The bill strengthens crisis preparedness and speeds potential industrial mobilization through recurring table-top exercises, but it imposes administrative burdens and may lead to additional taxpayer-funded spending to fix revealed shortfalls.
Federal and state emergency-planning officials will conduct required five-year table-top simulations that make it easier to identify resource gaps and preparedness needs.
Taxpayers and the public may see faster mobilization of industrial capacity during crises because improved planning can reduce delays for critical materials and services.
Taxpayers may face increased spending if exercises reveal capability shortfalls that require new investments or budget requests.
Federal agencies and employees will incur administrative costs and diverted staff time to organize and run the mandated simulations.
Based on analysis of 3 sections of legislative text.
Requires the DPA Committee to run a discussion-based tabletop simulation at least every five years to assess resource needs and use of Title I and Title III authorities, and fixes a short-title wording error.

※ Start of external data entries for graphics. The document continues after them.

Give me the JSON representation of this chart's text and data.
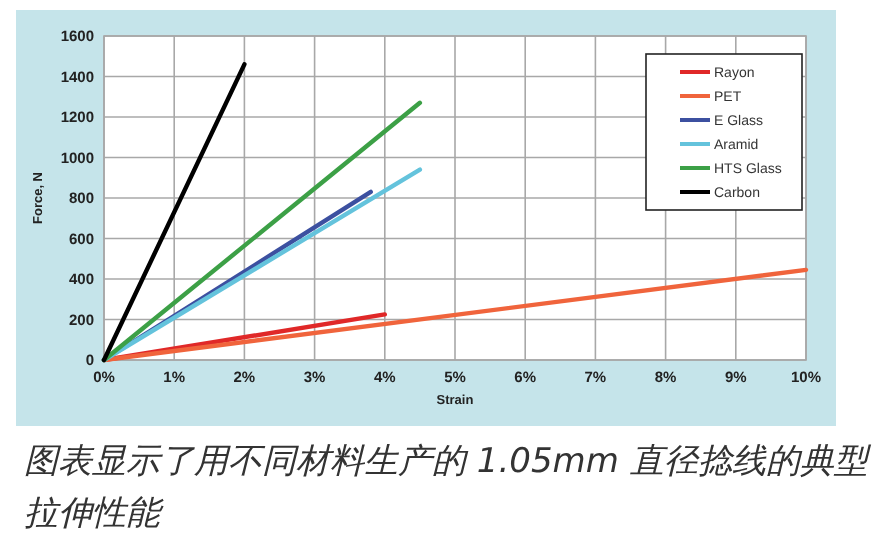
{
  "chart_data": {
    "type": "line",
    "xlabel": "Strain",
    "ylabel": "Force, N",
    "xlim": [
      0,
      10
    ],
    "ylim": [
      0,
      1600
    ],
    "xticks": [
      {
        "value": 0,
        "label": "0%"
      },
      {
        "value": 1,
        "label": "1%"
      },
      {
        "value": 2,
        "label": "2%"
      },
      {
        "value": 3,
        "label": "3%"
      },
      {
        "value": 4,
        "label": "4%"
      },
      {
        "value": 5,
        "label": "5%"
      },
      {
        "value": 6,
        "label": "6%"
      },
      {
        "value": 7,
        "label": "7%"
      },
      {
        "value": 8,
        "label": "8%"
      },
      {
        "value": 9,
        "label": "9%"
      },
      {
        "value": 10,
        "label": "10%"
      }
    ],
    "yticks": [
      0,
      200,
      400,
      600,
      800,
      1000,
      1200,
      1400,
      1600
    ],
    "grid": true,
    "legend": "top right",
    "series": [
      {
        "name": "Rayon",
        "color": "#e02828",
        "x": [
          0,
          4
        ],
        "values": [
          0,
          225
        ]
      },
      {
        "name": "PET",
        "color": "#f0643c",
        "x": [
          0,
          10
        ],
        "values": [
          0,
          445
        ]
      },
      {
        "name": "E Glass",
        "color": "#3c50a0",
        "x": [
          0,
          3.8
        ],
        "values": [
          0,
          830
        ]
      },
      {
        "name": "Aramid",
        "color": "#64c3dc",
        "x": [
          0,
          4.5
        ],
        "values": [
          0,
          940
        ]
      },
      {
        "name": "HTS Glass",
        "color": "#3ca046",
        "x": [
          0,
          4.5
        ],
        "values": [
          0,
          1270
        ]
      },
      {
        "name": "Carbon",
        "color": "#000000",
        "x": [
          0,
          2
        ],
        "values": [
          0,
          1460
        ]
      }
    ],
    "annotations": [
      "图表显示了用不同材料生产的 1.05mm 直径捻线的典型拉伸性能"
    ]
  }
}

Introduced March 25, 2026 by Al Green · Last progress March 25, 2026
Requires the Defense Production Act Committee to run a discussion-based "table-top" simulation at least once every five years to evaluate resource needs and how to best use Title I (priorities and allocations) and Title III (industrial base expansion) authorities under the Defense Production Act. Also fixes a typographical error in the Act's short-title clause so the statute's citation text is corrected and takes effect on enactment.